There's a shamanistic, larger-than-life presence in Soundsuit (2014) by US sculptor Nick Cave (Credit: Courtesy of artist/ Jack Shainman Gallery, NY/ Mandrake Hotel Collection)

Often, these artists appear intensely present within the works – such as British-Liberian artist Lina Iris Viktor, whose confrontational, intricate and alluring self-portrait series (including a new triptych) and sculptures summon her own atmospheric realm In the Black Fantastic.

"I thought [The Black Fantastic] was a beautiful concept, both academically and personally," says Viktor. "For me, it's the raising of this idea of blackness to a fantastical realm, which doesn't have to be anathema to the everyday life of blackness. I like to juggle this idea of the 'micro-cosmic': the mundane things we grapple with in society, along with the much larger conversations."

Diaspora perspectives, emotional immediacy, and the creative range of "ordinary" materials are key elements throughout In the Black Fantastic. In Viktor's case, her worldview was also informed by her upbringing in Britain and the US, and her education at an international school: "To me, borders are confining – and that extends beyond our contemporary time, into ancient cultures and histories. When human beings communicate through symbols or pre-verbal modes, they kind of transcend this idea of locale."

Viktor's work projects the powerful frequencies of colour: deeply hypnotic "Klein Blue"; richly meditative reds; 24K gold embellishments. "I'm not a big fan of 'white wall' galleries and the idea that white is a blank pure canvas; I don't think it's true either," she says. "I like to always saturate the viewer in color, and let that work in tandem with the space."

She has argued that to speak one's truth is the ultimate freedom; she reflects that mainstream recognition presents its own obstacles. "There was a naivete before; it felt very pure and sincere," she says.

"Now, there's definitely more focus on your process, but at the same time, your job as an artist is to keep that communication clear. I love that quote by [20th-Century dance choreographer] Martha Graham: 'You have to keep yourself open and aware to the urges that motivate you. Keep the channel open.'"

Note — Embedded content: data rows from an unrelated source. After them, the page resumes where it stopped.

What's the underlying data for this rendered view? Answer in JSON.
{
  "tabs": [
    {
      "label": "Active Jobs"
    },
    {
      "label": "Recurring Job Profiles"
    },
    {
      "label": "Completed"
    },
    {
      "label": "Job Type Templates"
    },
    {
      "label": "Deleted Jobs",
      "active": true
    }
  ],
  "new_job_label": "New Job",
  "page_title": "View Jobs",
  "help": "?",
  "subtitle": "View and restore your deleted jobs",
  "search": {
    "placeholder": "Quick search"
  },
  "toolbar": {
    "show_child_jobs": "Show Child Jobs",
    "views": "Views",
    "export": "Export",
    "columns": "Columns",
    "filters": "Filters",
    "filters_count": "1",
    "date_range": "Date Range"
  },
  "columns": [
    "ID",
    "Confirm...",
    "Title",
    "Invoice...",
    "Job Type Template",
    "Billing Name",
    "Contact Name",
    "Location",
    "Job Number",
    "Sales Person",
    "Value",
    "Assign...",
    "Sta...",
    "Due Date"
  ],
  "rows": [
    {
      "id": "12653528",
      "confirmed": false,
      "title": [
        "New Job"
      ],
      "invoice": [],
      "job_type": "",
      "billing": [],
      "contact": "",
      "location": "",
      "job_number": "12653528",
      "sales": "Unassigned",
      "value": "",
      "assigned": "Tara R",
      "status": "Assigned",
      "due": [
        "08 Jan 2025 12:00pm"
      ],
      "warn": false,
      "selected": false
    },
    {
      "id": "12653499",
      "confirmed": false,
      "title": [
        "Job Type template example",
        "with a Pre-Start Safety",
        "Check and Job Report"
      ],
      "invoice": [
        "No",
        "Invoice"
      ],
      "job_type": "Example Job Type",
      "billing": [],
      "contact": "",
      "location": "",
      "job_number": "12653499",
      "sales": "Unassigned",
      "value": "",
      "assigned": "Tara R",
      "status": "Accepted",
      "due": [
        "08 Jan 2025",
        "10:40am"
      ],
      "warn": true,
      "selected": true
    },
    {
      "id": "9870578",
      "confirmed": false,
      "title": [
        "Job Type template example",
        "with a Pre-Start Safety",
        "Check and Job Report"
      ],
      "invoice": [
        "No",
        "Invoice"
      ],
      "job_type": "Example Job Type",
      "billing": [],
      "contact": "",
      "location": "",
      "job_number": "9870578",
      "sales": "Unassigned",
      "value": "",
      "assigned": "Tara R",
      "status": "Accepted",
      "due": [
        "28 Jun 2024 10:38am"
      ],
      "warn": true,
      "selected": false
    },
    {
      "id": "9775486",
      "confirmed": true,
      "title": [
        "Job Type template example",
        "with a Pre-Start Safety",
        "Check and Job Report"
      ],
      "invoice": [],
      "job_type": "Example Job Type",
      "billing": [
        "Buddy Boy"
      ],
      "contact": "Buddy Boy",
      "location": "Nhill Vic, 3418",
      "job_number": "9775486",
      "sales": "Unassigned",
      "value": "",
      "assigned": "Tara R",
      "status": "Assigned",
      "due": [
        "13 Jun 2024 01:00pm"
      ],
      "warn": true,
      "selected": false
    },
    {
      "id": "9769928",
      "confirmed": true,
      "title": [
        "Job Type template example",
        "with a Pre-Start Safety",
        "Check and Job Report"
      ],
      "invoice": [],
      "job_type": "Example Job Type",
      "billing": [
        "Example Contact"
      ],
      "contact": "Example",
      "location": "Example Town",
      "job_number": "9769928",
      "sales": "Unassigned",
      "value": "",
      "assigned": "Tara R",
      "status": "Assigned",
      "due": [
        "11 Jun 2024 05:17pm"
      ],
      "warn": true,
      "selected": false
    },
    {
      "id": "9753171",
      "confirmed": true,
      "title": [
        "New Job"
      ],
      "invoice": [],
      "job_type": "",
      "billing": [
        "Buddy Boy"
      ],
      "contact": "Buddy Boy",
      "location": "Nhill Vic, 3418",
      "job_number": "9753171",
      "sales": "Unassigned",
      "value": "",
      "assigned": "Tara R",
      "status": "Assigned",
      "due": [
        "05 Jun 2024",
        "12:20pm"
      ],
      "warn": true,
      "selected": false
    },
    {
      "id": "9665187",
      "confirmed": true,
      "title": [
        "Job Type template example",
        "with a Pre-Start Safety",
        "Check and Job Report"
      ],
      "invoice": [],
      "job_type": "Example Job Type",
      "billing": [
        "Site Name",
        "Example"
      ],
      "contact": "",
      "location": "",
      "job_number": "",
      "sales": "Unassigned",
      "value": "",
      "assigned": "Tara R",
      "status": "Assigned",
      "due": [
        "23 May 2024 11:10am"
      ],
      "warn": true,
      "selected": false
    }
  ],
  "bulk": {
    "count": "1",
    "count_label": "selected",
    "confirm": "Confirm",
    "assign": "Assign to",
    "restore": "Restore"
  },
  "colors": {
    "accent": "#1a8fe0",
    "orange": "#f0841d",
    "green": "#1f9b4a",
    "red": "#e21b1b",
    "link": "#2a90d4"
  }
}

My work is about layering, of history and meaning, literally and figuratively; you can peel it apart, bit by bit – Hew Locke
British Guyanese artist Hew Locke's creations unlock a bond between what he describes as "alternate histories, alternate possibilities, alternate worlds".

Each of his works feels like a microcosm, revealing further details the closer you look – his equestrian sculptures, The Ambassadors, ride in formation, each bearing elaborate regalia: medals; headdresses; miniature portraits.